La maggior parte delle persone vive la propria vita con spontaneismo "vegetale", senza riflettere sui come e sui perché; e fermandosi comunque al livello effettuale dell'esistenza, rinunciando ad auscultarsi interiormente per capire l'origine del proprio comportamento.
Da questo stato di "sopore" della coscienza, hanno origine le nevrosi di ogni tipo; tutte riconducibili a un denominatore comune: quello di compiere quotidianamente azioni che crediamo mirate a fini particolari, ma in realtà pilotate dalle zone d'ombra del nostro inconscio, a nostra totale insaputa. Da dove possa originarsi un processo di segno inverso, che porti a maggiori consapevolezze del sé, non è sempre chiaro; anche perché la maggior parte delle persone non gradisce andare a fondo dell'autoconoscenza, e sceglie la via di fuga della rimozione come lo struzzo: con la testa sotto la sabbia si ha meno paura perché non si vede il pericolo, e, oltretutto, si rifugge dallo spauracchio del cambiamento.

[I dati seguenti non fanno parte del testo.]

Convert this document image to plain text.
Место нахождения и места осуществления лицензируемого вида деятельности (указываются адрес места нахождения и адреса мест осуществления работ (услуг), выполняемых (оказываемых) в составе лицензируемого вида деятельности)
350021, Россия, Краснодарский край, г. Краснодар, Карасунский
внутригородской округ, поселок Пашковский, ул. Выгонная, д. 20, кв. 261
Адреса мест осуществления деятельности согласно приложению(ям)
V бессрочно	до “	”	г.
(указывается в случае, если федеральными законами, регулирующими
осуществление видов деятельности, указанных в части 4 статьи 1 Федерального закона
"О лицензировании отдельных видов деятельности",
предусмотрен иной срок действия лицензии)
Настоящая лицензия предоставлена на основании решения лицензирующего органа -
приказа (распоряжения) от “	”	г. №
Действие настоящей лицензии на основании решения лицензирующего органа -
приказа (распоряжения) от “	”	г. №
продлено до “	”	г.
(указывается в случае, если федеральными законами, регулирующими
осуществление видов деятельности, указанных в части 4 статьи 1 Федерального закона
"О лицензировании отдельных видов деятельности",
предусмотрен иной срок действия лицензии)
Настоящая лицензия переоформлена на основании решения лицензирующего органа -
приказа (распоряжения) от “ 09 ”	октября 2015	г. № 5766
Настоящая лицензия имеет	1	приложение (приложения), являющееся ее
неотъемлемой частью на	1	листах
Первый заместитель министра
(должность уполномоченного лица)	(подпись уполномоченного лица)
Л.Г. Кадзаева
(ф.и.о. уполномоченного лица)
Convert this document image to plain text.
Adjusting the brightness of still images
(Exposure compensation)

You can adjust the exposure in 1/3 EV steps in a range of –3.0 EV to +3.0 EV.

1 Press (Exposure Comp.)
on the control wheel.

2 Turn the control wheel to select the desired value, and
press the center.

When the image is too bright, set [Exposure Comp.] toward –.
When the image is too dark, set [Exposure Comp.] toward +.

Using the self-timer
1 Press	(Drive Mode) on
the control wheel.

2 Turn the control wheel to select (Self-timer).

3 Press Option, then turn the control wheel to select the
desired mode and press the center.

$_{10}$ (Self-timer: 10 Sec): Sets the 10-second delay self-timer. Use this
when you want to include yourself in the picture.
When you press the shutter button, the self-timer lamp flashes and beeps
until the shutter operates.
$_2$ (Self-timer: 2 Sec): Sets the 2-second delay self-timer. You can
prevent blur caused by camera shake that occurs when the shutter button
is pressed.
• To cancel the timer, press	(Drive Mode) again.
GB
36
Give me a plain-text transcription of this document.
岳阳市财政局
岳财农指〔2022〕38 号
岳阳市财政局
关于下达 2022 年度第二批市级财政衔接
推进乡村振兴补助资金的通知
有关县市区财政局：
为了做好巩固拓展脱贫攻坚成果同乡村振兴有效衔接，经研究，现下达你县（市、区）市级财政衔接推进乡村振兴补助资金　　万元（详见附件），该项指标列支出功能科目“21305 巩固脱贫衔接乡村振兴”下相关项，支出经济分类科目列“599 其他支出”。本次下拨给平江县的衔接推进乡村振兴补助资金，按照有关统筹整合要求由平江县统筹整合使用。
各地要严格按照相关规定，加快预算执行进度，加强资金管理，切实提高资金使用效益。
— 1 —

Pari pari, queste considerazioni potrebbero trasferirsi dalla sfera del singolo individuo, a quella più lata della politica e delle nazioni: queste stesse tendono a perpetrare delitti, obnubilando in seguito la doverosa coscienza storica, altrimenti soffocata dal senso di colpa. Che a questo punto torna necessariamente in ballo anche per il destino dei singoli, che di questo si alimentano abitualmente, dall'infanzia alle età più avanzate. Dove questo cova come brace sotto la cenere dell'evidenza, divenendo l'ombra oscura alla base dei nostri comportamenti, pilota automatico del nostro navigare nel mondo e nella vita; con il carico di sofferenza delle nostre nevrosi, in gran parte legate all'ignoranza dei problemi profondi del nostro inconscio.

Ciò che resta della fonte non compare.